Dagegen strotzt jedoch das Libretto nur so von herumarchaisierender Sprache, wie ein schlechter englischer Wagner-Abklatsch. Es gibt Brüche in der Dramaturgie (1. Akt: Artus zieht Schwert aus dem Stein und wird dafür zum König gekrönt, unter dem argwöhnischen Blick der Hexe Morgan le Fay und ihrem Sohn Mordred; 2. Akt: Mittlerweile wurde schon ein ganzer Krieg zwischen Artus und Morgan/Mordred geführt, den Artus gewonnen hat, wo man sich fragt: Hätte man da nicht eine Zwischenszene machen können, die zu diesem Krieg irgendeinen Bezug aufbaut? Vom 3. Akt will ich gar nicht erst anfangen), die Figuren bleiben schablonenhaft und im allgemeinen fragt man sich: Braucht es dafür wirklich eine Oper?
Die andere Seite der Kritik ist die Einspielung. Wir sehen hier eine der ersten vollständigen Aufführungen der Oper, gefilmt im Teatro Real Madrid. Am Dirigierpult steht Jose de Eusebio (der die Originalpartitur teilweise rekonstruiert hat, nachdem sie für einige Zeit verschollen war), Regie führt John Dew. Die Inszenierung war annehmbar, kein großer Wurf. Die Massenszenen wurden ordentlich ausgekostet, aber letztlich hat es Dew nicht geschafft, den Schwächen des Librettos entgegenzuwirken.
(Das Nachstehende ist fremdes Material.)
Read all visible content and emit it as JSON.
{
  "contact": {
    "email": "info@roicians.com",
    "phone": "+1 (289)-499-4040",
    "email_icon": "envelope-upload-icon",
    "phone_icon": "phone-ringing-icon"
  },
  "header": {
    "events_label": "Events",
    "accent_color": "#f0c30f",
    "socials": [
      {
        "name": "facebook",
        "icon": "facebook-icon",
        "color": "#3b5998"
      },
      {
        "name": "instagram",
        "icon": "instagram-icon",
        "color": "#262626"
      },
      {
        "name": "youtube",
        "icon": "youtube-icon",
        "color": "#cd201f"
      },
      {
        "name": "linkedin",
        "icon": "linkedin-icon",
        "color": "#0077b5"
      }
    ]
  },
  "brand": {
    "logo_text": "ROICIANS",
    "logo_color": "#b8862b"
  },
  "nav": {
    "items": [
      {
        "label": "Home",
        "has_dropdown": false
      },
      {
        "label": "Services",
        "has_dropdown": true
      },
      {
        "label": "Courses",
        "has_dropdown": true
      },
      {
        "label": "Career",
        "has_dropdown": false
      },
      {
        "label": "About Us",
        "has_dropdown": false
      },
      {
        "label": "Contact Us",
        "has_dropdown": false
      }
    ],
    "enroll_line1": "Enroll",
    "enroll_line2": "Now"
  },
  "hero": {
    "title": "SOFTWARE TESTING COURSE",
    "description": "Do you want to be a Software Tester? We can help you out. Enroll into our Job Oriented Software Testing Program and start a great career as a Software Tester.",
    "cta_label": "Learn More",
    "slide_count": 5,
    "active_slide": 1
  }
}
Jose de Eusebio als Dirigent ist die Mühe um das Werk sicherlich nicht abzusprechen, und im allgemeinen bewältigt das Orchester die Aufgabe recht souverän. Jetzt komme ich jedoch erst zur eigentlichen Schwachstelle. Wie ein Rezensent auf Amazon bereits festgestellt hat, schrieb der Kritiker Edward Greenfield über die Einspielung: ,,Großartig gesungen von einer Starbesetzung". Es tut mir in der Seele weh, sagen zu müssen, dass man davon leider nicht viel merkt. Stuart Skelton in der Rolle des König Artus ist noch relativ angenehm zu hören, eine Meisterleistung ist jedoch was anderes. David Wilson-Johnson in der Titelrolle des Merlin möchte ich auch nicht absprechen, dass er grundsätzlich singen kann. Er leidet ein wenig unter der (nicht ganz optimalen) Klangqualität. Trotzdem war er immer noch besser als Carol Vaness, die die Rolle der sarazenischen Sklavin Nivian übernimmt und dabei wirklich nur die tieferen Töne treffen kann. Doch den Vogel abgeschossen hat wirklich Eva Marton (!) als die böse Hexe Morgan le Fay. Eva Marton, bekanntlich in den 1980er Jahren eine Sängerin mit beeindruckendem Klangvolumen, scheint in der Zwischenzeit eine Nebenausbildung als lebende Fabriksirene gemacht zu haben, denn durch ihr Vibrato wird quasi jeder Ton (bis auf ein paar tiefere im 2. Akt) zu einem oszillierenden Geräusch entstellt. Ein Vergnügen ist wahrlich etwas anderes!
Leider ist die DVD derzeit alternativlos, wenn man die Oper auf Video sehen möchte. Vielleicht kommt in den nächsten Jahren ja wieder jemand auf die Idee, die Oper aufzuführen mit Sängern, die der grandiosen Musik von Albeniz gerecht werden.